El presidente de Brasil, Luiz Inácio Lula da Silva, reafirmó este jueves 5 de febrero su postura de no injerencia ante la situación política en Venezuela tras la intervención militar estadounidense de enero. En una entrevista concedida al canal UOL, el mandatario brasileño informó haber mantenido contactos con su homólogo estadounidense, Donald Trump, a quien le manifestó que la solución a los conflictos internos del país vecino corresponde únicamente a los venezolanos.
“Le dije a Trump que quien tiene que resolver los problemas de Venezuela son los venezolanos”, sentenció Lula, desmarcándose de la estrategia de presión ejercida por Washington y poniendo el foco en la necesidad de fortalecer la institucionalidad democrática y facilitar el retorno de los más de 8 millones de migrantes.
Una agenda de paz frente al belicismo
El gobernante brasileño fue enfático al describir a América Latina como una «zona de paz», ajena a intereses nucleares o conflictos bélicos de gran escala. Según Lula, el objetivo regional debe ser el crecimiento económico y la mejora de la calidad de vida, objetivos que pasan por la recuperación de la industria petrolera venezolana.
El factor PDVSA: Lula destacó el interés de Brasil en que la estatal venezolana recupere sus niveles históricos de producción para estabilizar la economía regional.
Defensa de la soberanía: Aunque ha sido crítico con la falta de una respuesta unificada en la región ante la captura de Nicolás Maduro, el mandatario insistió en que el respeto a la soberanía es «sagrado».
Cita en Washington: Cara a cara con Trump
La tensión diplomática entre Brasilia y Washington tendrá un punto de inflexión en la primera semana de marzo, fecha en la que Lula viajará a Estados Unidos para un encuentro presencial con Trump. El mandatario brasileño adelantó que no habrá temas prohibidos en la mesa de negociación, apelando a la madurez política de ambos líderes.
“Somos presidentes de las dos mayores democracias de Occidente. Tenemos que sentarnos y ver lo que interesa a cada país para establecer acuerdos en los que podamos trabajar juntos”, afirmó.

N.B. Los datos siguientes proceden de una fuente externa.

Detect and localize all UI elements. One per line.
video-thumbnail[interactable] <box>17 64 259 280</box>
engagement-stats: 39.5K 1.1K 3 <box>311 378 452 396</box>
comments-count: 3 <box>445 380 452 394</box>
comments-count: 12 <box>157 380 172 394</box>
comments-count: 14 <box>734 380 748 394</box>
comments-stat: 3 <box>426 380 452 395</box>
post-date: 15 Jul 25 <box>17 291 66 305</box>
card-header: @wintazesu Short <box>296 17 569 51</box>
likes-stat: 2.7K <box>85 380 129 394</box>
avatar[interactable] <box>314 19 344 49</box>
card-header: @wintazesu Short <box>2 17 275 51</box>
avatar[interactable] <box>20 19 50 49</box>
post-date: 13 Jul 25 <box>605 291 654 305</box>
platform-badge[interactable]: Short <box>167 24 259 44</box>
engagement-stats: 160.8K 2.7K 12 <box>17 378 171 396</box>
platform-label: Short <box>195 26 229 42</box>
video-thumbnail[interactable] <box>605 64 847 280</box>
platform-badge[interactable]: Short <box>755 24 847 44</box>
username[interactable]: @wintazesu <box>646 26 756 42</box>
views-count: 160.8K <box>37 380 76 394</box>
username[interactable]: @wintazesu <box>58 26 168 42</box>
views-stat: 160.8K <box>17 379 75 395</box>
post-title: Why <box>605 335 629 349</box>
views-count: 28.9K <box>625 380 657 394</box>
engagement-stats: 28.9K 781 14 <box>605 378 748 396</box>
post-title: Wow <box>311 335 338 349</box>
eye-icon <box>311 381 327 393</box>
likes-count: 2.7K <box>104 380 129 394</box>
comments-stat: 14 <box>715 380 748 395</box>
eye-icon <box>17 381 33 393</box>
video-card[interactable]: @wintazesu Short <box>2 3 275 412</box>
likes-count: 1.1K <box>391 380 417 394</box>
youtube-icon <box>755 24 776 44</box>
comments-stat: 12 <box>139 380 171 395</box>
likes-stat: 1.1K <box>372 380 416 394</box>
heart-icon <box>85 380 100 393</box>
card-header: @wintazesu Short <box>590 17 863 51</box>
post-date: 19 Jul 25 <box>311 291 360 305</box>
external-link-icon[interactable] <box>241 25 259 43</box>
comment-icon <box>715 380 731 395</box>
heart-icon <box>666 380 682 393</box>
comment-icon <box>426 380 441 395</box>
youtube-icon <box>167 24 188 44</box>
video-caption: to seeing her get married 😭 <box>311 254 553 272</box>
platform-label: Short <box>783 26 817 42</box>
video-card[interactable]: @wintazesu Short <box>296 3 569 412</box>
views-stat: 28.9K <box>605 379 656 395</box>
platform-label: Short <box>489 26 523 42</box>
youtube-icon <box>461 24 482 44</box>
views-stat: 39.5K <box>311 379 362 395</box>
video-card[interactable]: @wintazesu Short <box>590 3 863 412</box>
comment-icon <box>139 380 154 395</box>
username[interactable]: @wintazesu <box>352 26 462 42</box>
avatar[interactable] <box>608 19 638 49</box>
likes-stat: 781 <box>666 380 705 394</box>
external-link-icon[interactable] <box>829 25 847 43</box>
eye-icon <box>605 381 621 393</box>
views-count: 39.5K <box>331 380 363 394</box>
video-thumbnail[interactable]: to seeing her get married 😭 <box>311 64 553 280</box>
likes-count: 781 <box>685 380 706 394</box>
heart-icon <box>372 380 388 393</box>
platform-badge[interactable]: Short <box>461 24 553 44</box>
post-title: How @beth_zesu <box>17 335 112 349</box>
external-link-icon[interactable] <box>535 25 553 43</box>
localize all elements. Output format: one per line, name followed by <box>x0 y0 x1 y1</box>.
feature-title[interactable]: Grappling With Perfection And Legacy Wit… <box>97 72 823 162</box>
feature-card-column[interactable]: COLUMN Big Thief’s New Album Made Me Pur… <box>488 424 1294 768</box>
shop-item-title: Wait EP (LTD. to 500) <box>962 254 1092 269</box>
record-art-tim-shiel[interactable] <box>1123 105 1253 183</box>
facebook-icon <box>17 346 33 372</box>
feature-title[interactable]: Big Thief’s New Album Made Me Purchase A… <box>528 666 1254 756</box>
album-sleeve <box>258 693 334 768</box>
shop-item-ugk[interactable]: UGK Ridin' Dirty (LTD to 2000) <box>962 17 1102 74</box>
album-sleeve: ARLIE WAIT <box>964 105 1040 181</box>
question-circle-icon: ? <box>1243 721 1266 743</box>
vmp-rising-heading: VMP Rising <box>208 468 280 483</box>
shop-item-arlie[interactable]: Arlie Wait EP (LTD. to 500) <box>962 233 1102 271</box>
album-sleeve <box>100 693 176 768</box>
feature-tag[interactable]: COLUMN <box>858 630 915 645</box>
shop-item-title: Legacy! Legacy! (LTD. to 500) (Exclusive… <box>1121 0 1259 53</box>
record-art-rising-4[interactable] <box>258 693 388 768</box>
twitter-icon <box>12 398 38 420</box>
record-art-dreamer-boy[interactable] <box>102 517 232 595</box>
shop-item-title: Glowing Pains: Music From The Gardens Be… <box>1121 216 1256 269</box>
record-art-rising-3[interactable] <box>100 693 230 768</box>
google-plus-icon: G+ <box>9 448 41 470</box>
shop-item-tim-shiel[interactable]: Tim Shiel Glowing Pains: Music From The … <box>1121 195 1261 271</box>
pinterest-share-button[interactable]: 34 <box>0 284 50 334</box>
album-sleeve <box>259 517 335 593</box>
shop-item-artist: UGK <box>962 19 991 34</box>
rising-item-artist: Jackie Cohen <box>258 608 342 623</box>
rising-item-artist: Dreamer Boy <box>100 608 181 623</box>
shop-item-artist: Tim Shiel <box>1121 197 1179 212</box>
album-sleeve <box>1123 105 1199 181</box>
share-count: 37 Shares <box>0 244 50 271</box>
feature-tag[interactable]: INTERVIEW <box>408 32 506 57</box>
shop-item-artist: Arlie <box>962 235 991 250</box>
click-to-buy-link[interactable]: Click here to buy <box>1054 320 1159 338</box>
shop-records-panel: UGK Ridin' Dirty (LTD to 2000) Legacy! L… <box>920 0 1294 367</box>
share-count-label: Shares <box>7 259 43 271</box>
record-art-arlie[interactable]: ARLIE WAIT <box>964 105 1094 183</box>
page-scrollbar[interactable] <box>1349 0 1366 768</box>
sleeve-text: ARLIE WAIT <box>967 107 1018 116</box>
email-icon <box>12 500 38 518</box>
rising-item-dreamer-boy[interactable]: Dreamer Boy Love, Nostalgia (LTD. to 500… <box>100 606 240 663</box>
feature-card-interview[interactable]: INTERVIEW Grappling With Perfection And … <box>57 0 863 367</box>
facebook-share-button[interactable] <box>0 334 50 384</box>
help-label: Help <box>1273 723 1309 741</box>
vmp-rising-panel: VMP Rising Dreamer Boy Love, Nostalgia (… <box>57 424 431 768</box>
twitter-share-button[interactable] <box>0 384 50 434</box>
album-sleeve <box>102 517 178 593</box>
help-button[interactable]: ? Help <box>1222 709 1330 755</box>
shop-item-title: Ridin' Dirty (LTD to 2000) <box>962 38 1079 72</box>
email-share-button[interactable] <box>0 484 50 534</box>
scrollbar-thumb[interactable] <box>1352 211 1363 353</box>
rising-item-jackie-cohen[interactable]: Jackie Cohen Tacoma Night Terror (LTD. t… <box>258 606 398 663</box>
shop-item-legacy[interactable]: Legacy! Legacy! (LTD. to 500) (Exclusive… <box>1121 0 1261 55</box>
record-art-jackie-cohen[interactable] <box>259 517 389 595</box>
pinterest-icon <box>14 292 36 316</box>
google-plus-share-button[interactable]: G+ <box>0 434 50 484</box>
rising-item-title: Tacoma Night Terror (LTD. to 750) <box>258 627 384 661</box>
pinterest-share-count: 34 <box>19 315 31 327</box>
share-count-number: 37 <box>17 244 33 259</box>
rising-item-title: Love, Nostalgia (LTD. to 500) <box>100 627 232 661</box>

El rol de Brasil como mediador
Pese a su histórica cercanía con el chavismo, Lula ha ajustado su discurso hacia una defensa técnica de la democracia, cuestionando si la actual administración de Delcy Rodríguez convocará a elecciones. Con este movimiento, Brasil busca posicionarse como un mediador equilibrado que prioriza la estabilidad del bloque sudamericano por encima de las confrontaciones ideológicas entre potencias.